Replacing energy by von Neumann entropy in quantum phase transitions

TL;DR

This paper proposes using the non-analytic behavior of von Neumann entropy as a universal indicator of quantum phase transitions, including cases where traditional energy-based criteria fail, such as Anderson localization.

Contribution

It introduces von Neumann entropy as a new criterion for detecting quantum phase transitions, especially in complex systems where energy criteria are insufficient.

Findings

Von Neumann entropy exhibits non-analyticities at quantum critical points.

The entropy shows fractal scaling at the Anderson transition.

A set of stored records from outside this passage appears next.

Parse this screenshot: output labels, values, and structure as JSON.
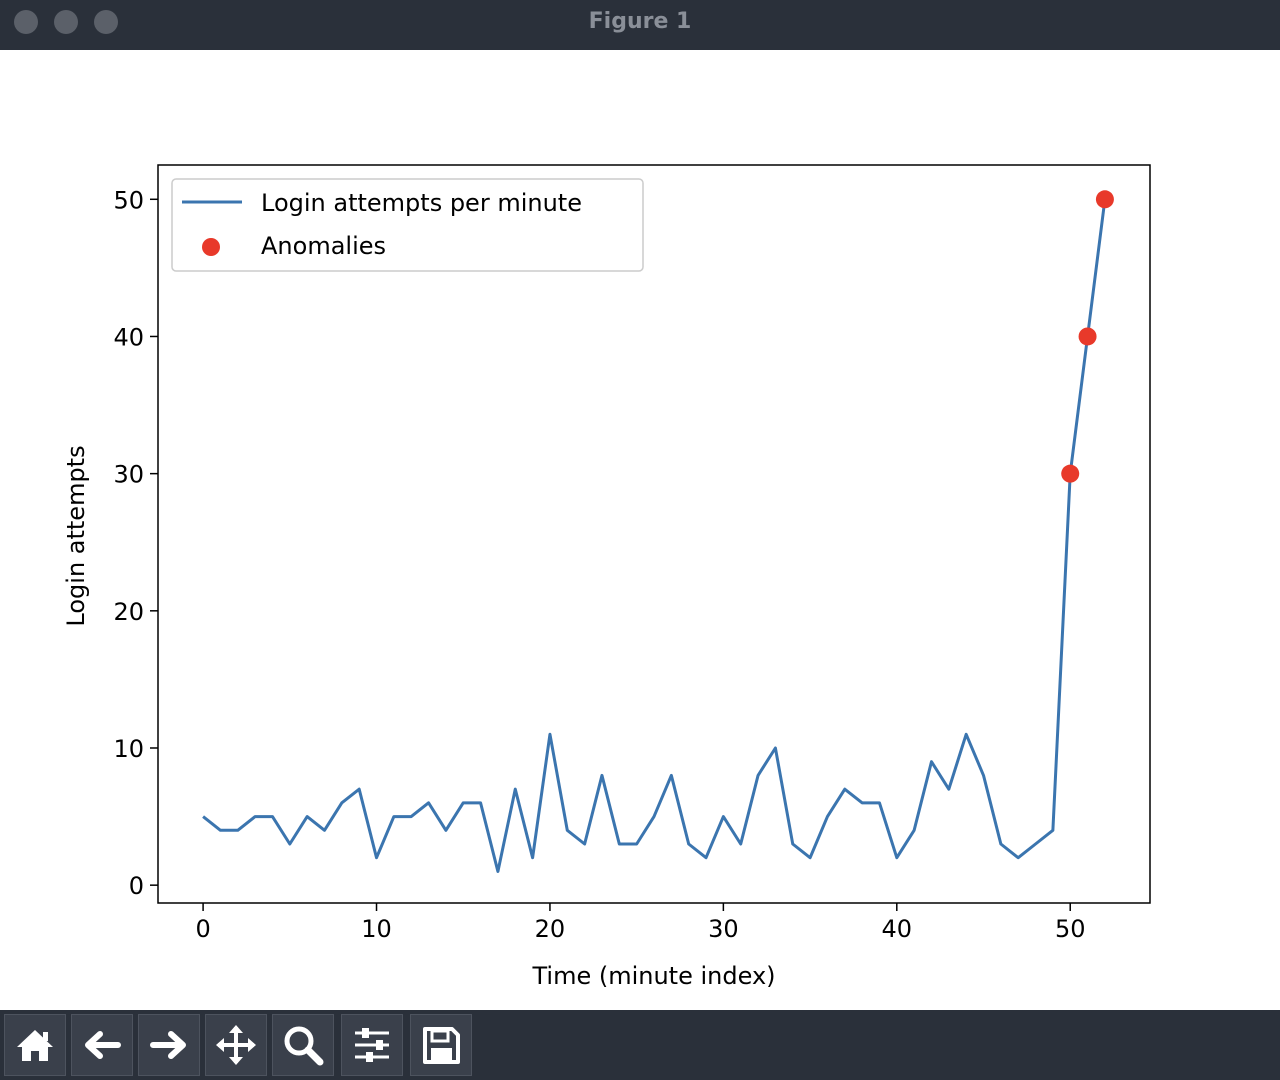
{
  "window": {
    "title": "Figure 1"
  },
  "toolbar": {
    "buttons": [
      {
        "name": "home-button",
        "icon": "home-icon"
      },
      {
        "name": "back-button",
        "icon": "arrow-left-icon"
      },
      {
        "name": "forward-button",
        "icon": "arrow-right-icon"
      },
      {
        "name": "pan-button",
        "icon": "move-icon"
      },
      {
        "name": "zoom-button",
        "icon": "magnifier-icon"
      },
      {
        "name": "configure-subplots-button",
        "icon": "sliders-icon"
      },
      {
        "name": "save-button",
        "icon": "floppy-disk-icon"
      }
    ]
  },
  "chart_data": {
    "type": "line",
    "xlabel": "Time (minute index)",
    "ylabel": "Login attempts",
    "xlim": [
      -2.6,
      54.6
    ],
    "ylim": [
      -1.3,
      52.5
    ],
    "xticks": [
      0,
      10,
      20,
      30,
      40,
      50
    ],
    "yticks": [
      0,
      10,
      20,
      30,
      40,
      50
    ],
    "grid": false,
    "legend_position": "top-left",
    "series": [
      {
        "name": "Login attempts per minute",
        "type": "line",
        "color": "#3b75af",
        "x": [
          0,
          1,
          2,
          3,
          4,
          5,
          6,
          7,
          8,
          9,
          10,
          11,
          12,
          13,
          14,
          15,
          16,
          17,
          18,
          19,
          20,
          21,
          22,
          23,
          24,
          25,
          26,
          27,
          28,
          29,
          30,
          31,
          32,
          33,
          34,
          35,
          36,
          37,
          38,
          39,
          40,
          41,
          42,
          43,
          44,
          45,
          46,
          47,
          48,
          49,
          50,
          51,
          52
        ],
        "values": [
          5,
          4,
          4,
          5,
          5,
          3,
          5,
          4,
          6,
          7,
          2,
          5,
          5,
          6,
          4,
          6,
          6,
          1,
          7,
          2,
          11,
          4,
          3,
          8,
          3,
          3,
          5,
          8,
          3,
          2,
          5,
          3,
          8,
          10,
          3,
          2,
          5,
          7,
          6,
          6,
          2,
          4,
          9,
          7,
          11,
          8,
          3,
          2,
          3,
          4,
          30,
          40,
          50
        ]
      },
      {
        "name": "Anomalies",
        "type": "scatter",
        "color": "#e8392a",
        "x": [
          50,
          51,
          52
        ],
        "values": [
          30,
          40,
          50
        ]
      }
    ]
  }
}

Non-analyticities in entropy correlate with quantum phase transitions in dissipative systems.

Abstract

In the thermodynamic limit two distinct states of matter cannot be analytic continuations of each other. Classical phase transitions are characterized by non-analyticities of the free energy. For quantum phase transitions (QPTs) the ground state energy often assumes the role of the free energy. But in a number of important cases this criterion fails to predict a QPT, such as the three-dimensional metal-insulator transition of non-interacting electrons in a random potential (Anderson localization). It is therefore essential that we find alternative criteria that can track fundamental changes in the internal correlations of the ground state wavefunction. Here we propose that QPTs are generally accompanied by non-analyticities of the von Neumann (entanglement) entropy. In particular, the entropy is non-analytic at the Anderson transition, where it exhibits unusual fractal scaling. We also examine two dissipative quantum systems of considerable interest to the study of decoherence and find that non-analyticities occur if and only if the system undergoes a QPT.